Taking a similar approach in 41 patients with ICDs, recruited by an independent company at two centers for participation in smaller focus groups, Hauptman and his colleagues found that patients demonstrated substantial shortfalls in how well they were informed preimplantation about life with the device. They rated that information 5.7, on average, on a scale from 1 to 10. Only about one-third could state their precise ICD indication and device type, and few could recall being informed about the risks of recalls/safety alerts, inappropriate shocks, or depression.

Months after receiving the devices, many of the patients still expressed concerns about undergoing MRI or mammography with the devices and uncertainties about battery life, generator replacement, getting shocked, and electrical interference from other sources, according to Hauptman.

"I think it's very troubling and a subject we'll have to pay attention to," Francis said after Hauptman's presentation. At his center, he speculated, proposing one potential source of poor physician-patient communication, "sometimes pretty junior people end up looking after these patients, and not as much [senior] faculty as perhaps there should be."
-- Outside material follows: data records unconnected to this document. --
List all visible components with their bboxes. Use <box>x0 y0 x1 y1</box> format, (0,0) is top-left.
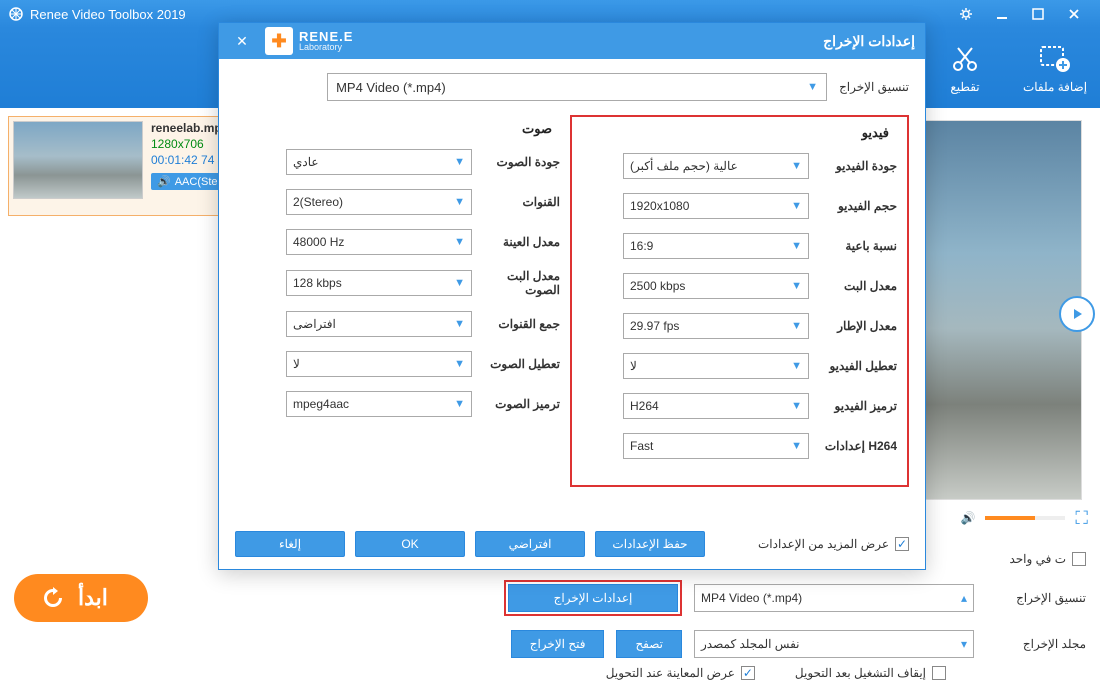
brand-logo: ✚ RENE.ELaboratory <box>265 27 353 55</box>
speaker-icon: 🔊 <box>157 175 171 188</box>
dialog-close-button[interactable]: ✕ <box>229 33 255 50</box>
video-size-select[interactable]: 1920x1080▼ <box>623 193 809 219</box>
video-quality-select[interactable]: عالية (حجم ملف أكبر)▼ <box>623 153 809 179</box>
settings-icon[interactable] <box>948 3 984 25</box>
fullscreen-icon[interactable]: ⛶ <box>1075 508 1088 529</box>
aspect-ratio-select[interactable]: 16:9▼ <box>623 233 809 259</box>
dialog-footer: عرض المزيد من الإعدادات حفظ الإعدادات اف… <box>219 525 925 569</box>
chevron-up-icon: ▴ <box>961 591 967 605</box>
cancel-button[interactable]: إلغاء <box>235 531 345 557</box>
audio-codec-select[interactable]: mpeg4aac▼ <box>286 391 472 417</box>
channel-mix-select[interactable]: افتراضى▼ <box>286 311 472 337</box>
browse-button[interactable]: تصفح <box>616 630 682 658</box>
more-settings-checkbox[interactable]: عرض المزيد من الإعدادات <box>758 537 909 551</box>
minimize-button[interactable] <box>984 3 1020 25</box>
file-thumbnail <box>13 121 143 199</box>
add-files-label: إضافة ملفات <box>1023 80 1087 94</box>
video-heading: فيديو <box>582 125 889 141</box>
disable-audio-select[interactable]: لا▼ <box>286 351 472 377</box>
maximize-button[interactable] <box>1020 3 1056 25</box>
chevron-down-icon: ▾ <box>961 637 967 651</box>
audio-settings-group: صوت جودة الصوتعادي▼ القنوات2(Stereo)▼ مع… <box>235 115 570 487</box>
dlg-output-format-select[interactable]: MP4 Video (*.mp4)▼ <box>327 73 827 101</box>
video-bitrate-select[interactable]: 2500 kbps▼ <box>623 273 809 299</box>
dialog-body: تنسيق الإخراج MP4 Video (*.mp4)▼ فيديو ج… <box>219 59 925 525</box>
cut-label: تقطيع <box>950 80 979 94</box>
cut-button[interactable]: تقطيع <box>920 33 1010 103</box>
video-codec-select[interactable]: H264▼ <box>623 393 809 419</box>
add-files-button[interactable]: إضافة ملفات <box>1010 33 1100 103</box>
dialog-titlebar: إعدادات الإخراج ✚ RENE.ELaboratory ✕ <box>219 23 925 59</box>
h264-preset-select[interactable]: Fast▼ <box>623 433 809 459</box>
video-settings-group: فيديو جودة الفيديوعالية (حجم ملف أكبر)▼ … <box>570 115 909 487</box>
open-output-button[interactable]: فتح الإخراج <box>511 630 605 658</box>
ok-button[interactable]: OK <box>355 531 465 557</box>
dialog-title: إعدادات الإخراج <box>823 33 915 50</box>
frame-rate-select[interactable]: 29.97 fps▼ <box>623 313 809 339</box>
app-title: Renee Video Toolbox 2019 <box>30 7 186 22</box>
output-format-select[interactable]: MP4 Video (*.mp4) ▴ <box>694 584 974 612</box>
refresh-icon <box>40 585 66 611</box>
output-folder-label: مجلد الإخراج <box>986 637 1086 651</box>
audio-heading: صوت <box>245 121 552 137</box>
default-button[interactable]: افتراضي <box>475 531 585 557</box>
sample-rate-select[interactable]: 48000 Hz▼ <box>286 229 472 255</box>
chevron-down-icon: ▼ <box>807 81 818 93</box>
cut-icon <box>948 42 982 76</box>
audio-channels-select[interactable]: 2(Stereo)▼ <box>286 189 472 215</box>
stop-after-checkbox[interactable]: إيقاف التشغيل بعد التحويل <box>795 666 946 680</box>
output-settings-dialog: إعدادات الإخراج ✚ RENE.ELaboratory ✕ تنس… <box>218 22 926 570</box>
play-button[interactable] <box>1059 296 1095 332</box>
audio-quality-select[interactable]: عادي▼ <box>286 149 472 175</box>
highlight-box: إعدادات الإخراج <box>504 580 682 616</box>
merge-checkbox[interactable]: ت في واحد <box>1009 552 1086 566</box>
output-settings-button[interactable]: إعدادات الإخراج <box>508 584 678 612</box>
audio-bitrate-select[interactable]: 128 kbps▼ <box>286 270 472 296</box>
app-logo-icon <box>8 6 24 22</box>
volume-slider[interactable] <box>985 516 1065 520</box>
volume-icon[interactable]: 🔊 <box>960 511 975 525</box>
close-button[interactable] <box>1056 3 1092 25</box>
disable-video-select[interactable]: لا▼ <box>623 353 809 379</box>
add-files-icon <box>1038 42 1072 76</box>
save-settings-button[interactable]: حفظ الإعدادات <box>595 531 705 557</box>
output-format-label: تنسيق الإخراج <box>986 591 1086 605</box>
output-folder-select[interactable]: نفس المجلد كمصدر ▾ <box>694 630 974 658</box>
start-button[interactable]: ابدأ <box>14 574 148 622</box>
dlg-output-format-label: تنسيق الإخراج <box>839 80 909 94</box>
plus-icon: ✚ <box>265 27 293 55</box>
preview-after-checkbox[interactable]: عرض المعاينة عند التحويل <box>606 666 755 680</box>
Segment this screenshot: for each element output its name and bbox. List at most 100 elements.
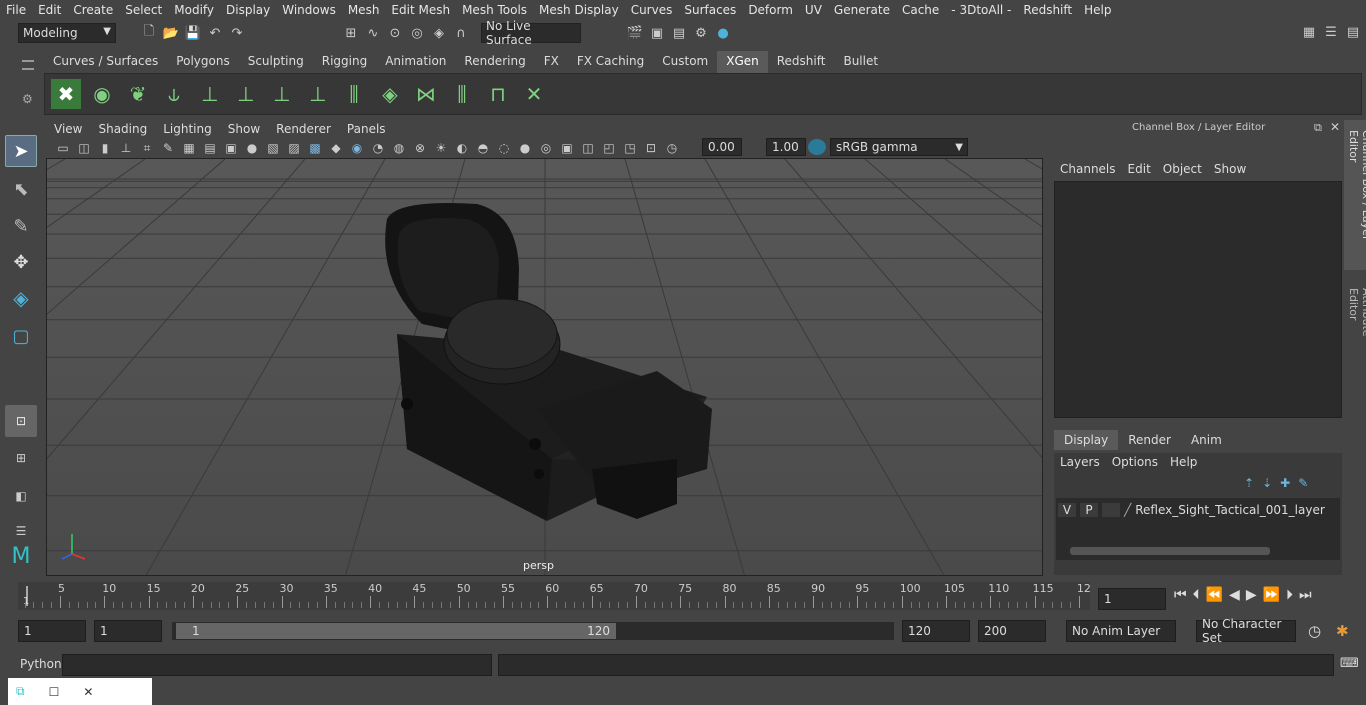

Hauptman replied, "I would look at this somewhat optimistically. We've identified the problem; we know what it is. Now we have to take the next step, which is really to engage our trainees, our junior faculty, and our senior faculty in ways to communicate. There are many difficult discussions that we have to have with patients with heart failure; this is just one of many," he said. "We think this is amenable to an educational initiative."

In his turn with Francis after presenting, speculating about possible causes of poor LVAD-DT physician-patient communication, Kirkpatrick noted that talking about end-of-life issues can make both parties uncomfortable, but "we've found too when we introduce this idea of advance directives, patients are all geared up to be saved by their left-ventricular-assist device. So it feels a bit strange to actually start talking about, what if it doesn't work? Clinicians and patients can be a bit resistant to that."

Kirkpatrick had no disclosures; his study was supported by a grant from the Greenwall Foundation. Hauptman said he has no relevant disclosures; his study was funded by his center. Francis had no disclosures.